A madrugada do dia 6 de dezembro de 2015 não será esquecida pelos familiares de Adão Pereira da Silva, 37 anos, Ederson Bonette Barbosa, 27 anos, André Manolo Corrêa, 35 anos, Daniel Alves de Lima, 32 anos, Alex Muniz Evaristo, 28 anos e Diogo da Rocha Garbari, 27 anos. Foi nessa madrugada que os seis homens foram assassinados na zona Sul de Joinville, nos bairros Fátima e Paranaguamirim. A investigação dos crimes pode ter um novo rumo a partir de agora. Isso porque o resultado balístico apontou, segundo o delegado Fabiano Silveira, o responsável pelo caso , que uma mesma arma de calibre 380, foi utilizada nas seis mortes ocorridas naquela madrugada.

Com o resultado, a hipótese de que os crimes têm ligação entre si fica ainda mais forte e o delegado solicitou nesta semana a prorrogação por mais 60 dias do prazo para conclusão do inquérito sobre as mortes.

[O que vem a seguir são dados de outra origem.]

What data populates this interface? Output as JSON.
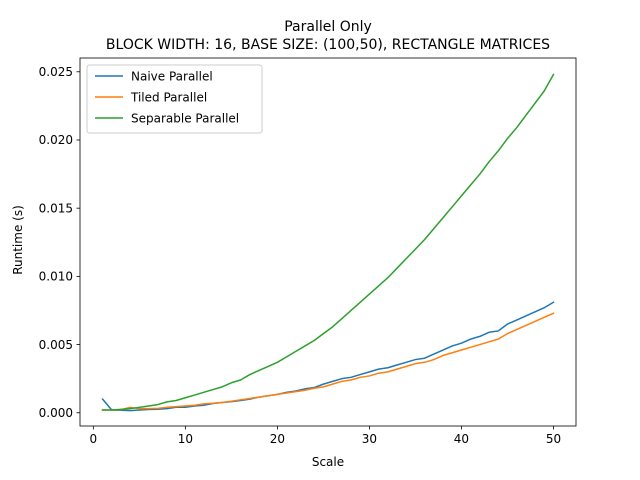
{
  "chart_data": {
    "type": "line",
    "title": "Parallel Only",
    "subtitle": "BLOCK WIDTH: 16, BASE SIZE: (100,50), RECTANGLE MATRICES",
    "xlabel": "Scale",
    "ylabel": "Runtime (s)",
    "xlim": [
      -1.45,
      52.45
    ],
    "ylim": [
      -0.00097,
      0.02601
    ],
    "xticks": [
      0,
      10,
      20,
      30,
      40,
      50
    ],
    "xtick_labels": [
      "0",
      "10",
      "20",
      "30",
      "40",
      "50"
    ],
    "yticks": [
      0.0,
      0.005,
      0.01,
      0.015,
      0.02,
      0.025
    ],
    "ytick_labels": [
      "0.000",
      "0.005",
      "0.010",
      "0.015",
      "0.020",
      "0.025"
    ],
    "grid": false,
    "legend_position": "upper-left",
    "x": [
      1,
      2,
      3,
      4,
      5,
      6,
      7,
      8,
      9,
      10,
      11,
      12,
      13,
      14,
      15,
      16,
      17,
      18,
      19,
      20,
      21,
      22,
      23,
      24,
      25,
      26,
      27,
      28,
      29,
      30,
      31,
      32,
      33,
      34,
      35,
      36,
      37,
      38,
      39,
      40,
      41,
      42,
      43,
      44,
      45,
      46,
      47,
      48,
      49,
      50
    ],
    "series": [
      {
        "name": "Naive Parallel",
        "color": "#1f77b4",
        "values": [
          0.001,
          0.0002,
          0.00018,
          0.00016,
          0.0002,
          0.00024,
          0.00026,
          0.0003,
          0.0004,
          0.0004,
          0.0005,
          0.00055,
          0.00068,
          0.00075,
          0.00082,
          0.0009,
          0.001,
          0.00115,
          0.00125,
          0.00135,
          0.0015,
          0.0016,
          0.00175,
          0.00185,
          0.0021,
          0.0023,
          0.0025,
          0.0026,
          0.0028,
          0.003,
          0.0032,
          0.0033,
          0.0035,
          0.0037,
          0.0039,
          0.004,
          0.0043,
          0.0046,
          0.0049,
          0.0051,
          0.0054,
          0.0056,
          0.0059,
          0.006,
          0.0065,
          0.0068,
          0.0071,
          0.0074,
          0.0077,
          0.0081
        ]
      },
      {
        "name": "Tiled Parallel",
        "color": "#ff7f0e",
        "values": [
          0.0002,
          0.0002,
          0.00022,
          0.0004,
          0.0003,
          0.0003,
          0.00032,
          0.0004,
          0.00045,
          0.0005,
          0.00055,
          0.00065,
          0.0007,
          0.00075,
          0.00085,
          0.00095,
          0.00105,
          0.00115,
          0.00125,
          0.00135,
          0.00145,
          0.00155,
          0.00165,
          0.0018,
          0.0019,
          0.0021,
          0.0023,
          0.0024,
          0.0026,
          0.0027,
          0.0029,
          0.003,
          0.0032,
          0.0034,
          0.0036,
          0.0037,
          0.0039,
          0.0042,
          0.0044,
          0.0046,
          0.0048,
          0.005,
          0.0052,
          0.0054,
          0.0058,
          0.0061,
          0.0064,
          0.0067,
          0.007,
          0.0073
        ]
      },
      {
        "name": "Separable Parallel",
        "color": "#2ca02c",
        "values": [
          0.0002,
          0.0002,
          0.00025,
          0.0003,
          0.0004,
          0.0005,
          0.0006,
          0.0008,
          0.0009,
          0.0011,
          0.0013,
          0.0015,
          0.0017,
          0.0019,
          0.0022,
          0.0024,
          0.0028,
          0.0031,
          0.0034,
          0.0037,
          0.0041,
          0.0045,
          0.0049,
          0.0053,
          0.0058,
          0.0063,
          0.0069,
          0.0075,
          0.0081,
          0.0087,
          0.0093,
          0.0099,
          0.0106,
          0.0113,
          0.012,
          0.0127,
          0.0135,
          0.0143,
          0.0151,
          0.0159,
          0.0167,
          0.0175,
          0.0184,
          0.0192,
          0.0201,
          0.0209,
          0.0218,
          0.0227,
          0.0236,
          0.0248
        ]
      }
    ]
  }
}
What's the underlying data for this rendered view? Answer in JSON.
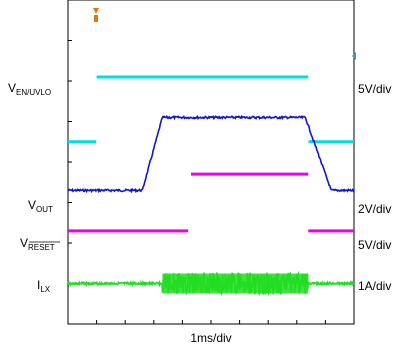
{
  "chart_data": {
    "type": "line",
    "xlabel": "1ms/div",
    "x_divisions": 10,
    "colors": {
      "en_uvlo": "#00dede",
      "vin": "#1414d2",
      "vout": "#ee00ee",
      "vreset": "#ee00ee",
      "ilx": "#22dd22",
      "marker": "#e07a10"
    },
    "channels": [
      {
        "id": "en_uvlo",
        "label_main": "V",
        "label_sub": "EN/UVLO",
        "scale": "5V/div",
        "baseline_div": 4.5,
        "x": [
          0.0,
          0.99,
          1.0,
          8.4,
          8.41,
          10.0
        ],
        "y": [
          0.0,
          0.0,
          1.6,
          1.6,
          0.0,
          0.0
        ]
      },
      {
        "id": "vin",
        "label_main": "",
        "label_sub": "",
        "scale": "",
        "baseline_div": 3.3,
        "x": [
          0.0,
          2.6,
          3.3,
          8.3,
          9.2,
          10.0
        ],
        "y": [
          0.0,
          0.0,
          1.8,
          1.8,
          0.0,
          0.0
        ]
      },
      {
        "id": "vout",
        "label_main": "V",
        "label_sub": "OUT",
        "scale": "2V/div",
        "baseline_div": 1.9,
        "x": [
          4.3,
          8.4
        ],
        "y": [
          0.0,
          0.0
        ]
      },
      {
        "id": "vreset",
        "label_main": "V",
        "label_sub": "RESET",
        "scale": "5V/div",
        "baseline_div": 2.3,
        "x": [
          0.0,
          4.2,
          4.21,
          8.4,
          8.41,
          10.0
        ],
        "y": [
          0.0,
          0.0,
          0.0,
          0.0,
          0.0,
          0.0
        ],
        "gap": [
          4.2,
          8.4
        ],
        "high_level_div": 0.0
      },
      {
        "id": "ilx",
        "label_main": "I",
        "label_sub": "LX",
        "scale": "1A/div",
        "baseline_div": 1.0,
        "switching": [
          3.3,
          8.4
        ]
      }
    ]
  }
}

Segundo Aldair Florenscio Guedes, irmão de Ederson Bonette Barbosa, morto de joelhos ao lado de Adão Pereira da Silva, em um sobrado no bairro Fátima, a família não tem nenhuma informação do progresso das investigações e as circunstâncias da morte do irmão continuam um mistério. “A vida está complicada né, mas não temos o que fazer, nada vai resolver, ele não vai voltar”, destaca.

Para o secretário de Segurança Pública de Santa Catarina, César Augusto Grubba, as investigações ficam mais claras a partir de agora. “É muito bom saber que os laudos estão sendo conclusivos e que a balística comprovou qual arma foi utilizada para praticar as mortes em sequência. O trabalho dá um salto com o resultado”, destacou.

Ainda segundo o secretário, a prorrogação do inquérito é importante para que as investigações sejam satisfatórias e é perfeitamente normal que se estendam devido à gravidade do caso.

A madrugada sangrenta que chocou Joinville no fim de 2015

Fabrício Porto/arquivo/ND

LSérie de mortes começou por volta das 3h30, com os assassinatos de Ederson Bonette Barbosa e Adão Pereira da Silva neste sobrado em construção na rua Guanabara, bairro Fátima

Três horas. Foi nesse espaço de tempo que seis pessoas foram assassinadas na zona Sul de Joinville no dia 6 de dezembro de 2015. O duplo homicídio de Ederson Bonette Barbosa e Adão Pereira da Silva, por volta das 3h30, marcou o início das horas de terror pelas ruas dos bairros Fátima e Paranaguamirim. Os dois foram mortos a tiros, ajoelhados e virados para a parede em um sobrado em construção na rua Guanabara, bairro Fátima.

A partir daí, a sequência de mortes ainda é desconhecida, mas outros quatro homicídios foram registrados. Próximo ao sobrado onde Barbosa e Silva foram assassinados, Alex Muniz Evaristo foi morto com um tiro no pescoço, na rua Vasco da Gama. Estas três mortes foram no bairro Fátima.

No bairro Paranaguamirim, outras três mortes foram registradas antes de o sol se erguer naquele domingo. Era quase 5h30 quando a Polícia Militar recebeu o chamado que vinha do bairro da zona Sul. Testemunhas que ouviram cerca de cinco disparos de arma de fogo entraram em contato com a polícia. Na avenida Kurt Meinert, foram encontrados os corpos de Daniel Alves de Lima e Diogo da Rocha Garbari. Em uma casa próxima ao local, em via pública, onde os corpos dos dois homens foram encontrados, André Manolo Corrêa foi assassinado, dentro de casa. A mulher e o filho estavam na residência e o assassino tentou colocar fogo na casa, deixando a mulher de Corrêa com queimaduras no corpo. Três mortes no bairro Paranaguamirim.

Na mesma madrugada, próximo ao Morro do Amaral, Valdinei Aparecido de Souza foi morto a facadas, mas essa morte não foi incluída no mesmo inquérito policial por fugir dos padrões das demais.